This little blurb really summed it up for me, so I thought I would include the whole thing. I hope they don't mind, I put their link down there for them and everything. I really like their questions at the end, and I think I would like to expound on them in a few more posts. I reiterate, I'm not an expert, I have no PhD, hell I don't even have a BA and most people will try to say I am full of BS. I don't care. These are my observations, and I think just getting the conversation going is the most important thing. Think I'm wrong? Great! Let's debate. I'm warning you, you WILL need to arm yourself with logic instead of religion and emotion. Think I'm onto something? Great! Help spread the word!
As for the questions these cool people set forth... I'm on it. I don't know everything about mmproject.org, but they seem pretty cool at a glance. I may have to chat with them at some point.
Oh Interweb, you are so fascinating. It was nice to find good stuff for a change.
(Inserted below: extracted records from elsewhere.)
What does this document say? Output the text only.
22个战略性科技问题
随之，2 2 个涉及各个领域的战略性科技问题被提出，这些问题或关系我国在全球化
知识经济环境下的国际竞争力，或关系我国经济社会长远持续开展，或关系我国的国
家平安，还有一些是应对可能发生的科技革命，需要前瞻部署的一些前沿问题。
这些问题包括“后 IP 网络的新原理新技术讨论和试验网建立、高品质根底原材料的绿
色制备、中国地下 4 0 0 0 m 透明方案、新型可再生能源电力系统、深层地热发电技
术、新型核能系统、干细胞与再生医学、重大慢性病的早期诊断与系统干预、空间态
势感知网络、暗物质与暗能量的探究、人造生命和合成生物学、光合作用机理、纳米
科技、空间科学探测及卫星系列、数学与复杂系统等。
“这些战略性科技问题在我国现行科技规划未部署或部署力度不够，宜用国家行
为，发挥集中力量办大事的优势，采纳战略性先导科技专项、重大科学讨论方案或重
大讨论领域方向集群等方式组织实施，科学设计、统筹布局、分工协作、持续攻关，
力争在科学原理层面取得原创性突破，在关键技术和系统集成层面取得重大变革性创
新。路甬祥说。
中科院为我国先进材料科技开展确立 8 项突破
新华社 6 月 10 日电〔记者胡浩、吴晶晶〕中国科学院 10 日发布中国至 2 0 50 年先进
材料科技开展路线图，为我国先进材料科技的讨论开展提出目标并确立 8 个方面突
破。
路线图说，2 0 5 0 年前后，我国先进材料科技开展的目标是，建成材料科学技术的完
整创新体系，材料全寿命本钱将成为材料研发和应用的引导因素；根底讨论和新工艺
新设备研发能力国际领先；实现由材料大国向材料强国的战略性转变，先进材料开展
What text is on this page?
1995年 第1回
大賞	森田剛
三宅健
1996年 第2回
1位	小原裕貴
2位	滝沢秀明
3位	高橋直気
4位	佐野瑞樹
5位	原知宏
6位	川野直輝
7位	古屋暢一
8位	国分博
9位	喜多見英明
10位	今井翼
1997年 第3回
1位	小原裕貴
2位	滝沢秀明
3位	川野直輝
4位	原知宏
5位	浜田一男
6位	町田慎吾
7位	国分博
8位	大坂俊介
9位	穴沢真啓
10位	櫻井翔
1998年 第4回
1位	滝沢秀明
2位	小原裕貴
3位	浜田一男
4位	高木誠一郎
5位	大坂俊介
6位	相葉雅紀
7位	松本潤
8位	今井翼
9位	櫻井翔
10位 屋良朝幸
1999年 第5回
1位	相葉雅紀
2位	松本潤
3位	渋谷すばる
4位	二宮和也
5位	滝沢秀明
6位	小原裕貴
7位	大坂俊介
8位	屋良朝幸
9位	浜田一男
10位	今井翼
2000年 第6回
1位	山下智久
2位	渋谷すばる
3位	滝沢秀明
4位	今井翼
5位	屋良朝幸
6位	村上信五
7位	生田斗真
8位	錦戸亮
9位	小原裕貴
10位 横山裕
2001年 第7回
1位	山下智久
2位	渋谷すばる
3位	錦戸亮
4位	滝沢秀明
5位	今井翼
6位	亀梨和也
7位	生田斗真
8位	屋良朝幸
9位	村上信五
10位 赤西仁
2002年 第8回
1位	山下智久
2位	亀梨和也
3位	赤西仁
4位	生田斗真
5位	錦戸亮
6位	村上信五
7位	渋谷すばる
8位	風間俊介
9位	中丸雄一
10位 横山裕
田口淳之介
Oh - I'm also going with the term "Population Deniers." That's a good one.
Population Deniers Pose an ecological Threat
Seeking Fair and Equitable Steps to a Sustainable Population
Every day, global population grows by around 228,000. The United Nations’ mid-range projection is for human population to reach 9.3 billion by the year 2050. And yet, articles have been appearing in major publications that suggest with alarm the world’s population is in decline, citing a “low fertility crisis.” But the world’s population isn’t in decline, and isn’t projected to be, any time soon.
This recent wave of population denial seems to be coming from those who stand to profit more immediately from a large population, and those economists who see the economic benefit to increased consumption without taking into account the ecological impact. But the scientific community has stated in clear and unambiguous terms: if human civilization intends to seriously address its environmental problems, both rapid human population growth—and the unsustainable consumption that goes along with it—need to slow down.
There are fair and equitable approaches we can take worldwide that would make a difference in balancing population growth and the health of the planet. Last June the Global Network of Science Academies issued a statement on population and consumption which noted that national and international policy should “encourage development strategies that help to reduce population growth. Programs that promote education, in particular of women and girls, should be central to those strategies.”
How is the environment affected by population growth? Who benefits from denial of the scientific evidence of unsustainable population growth? Is slowing the growth of human population enough or do we need to reverse it? How is education and empowerment for women and girls crucial to slowing the growth of the world’s population? What practical and equitable steps can be taken now?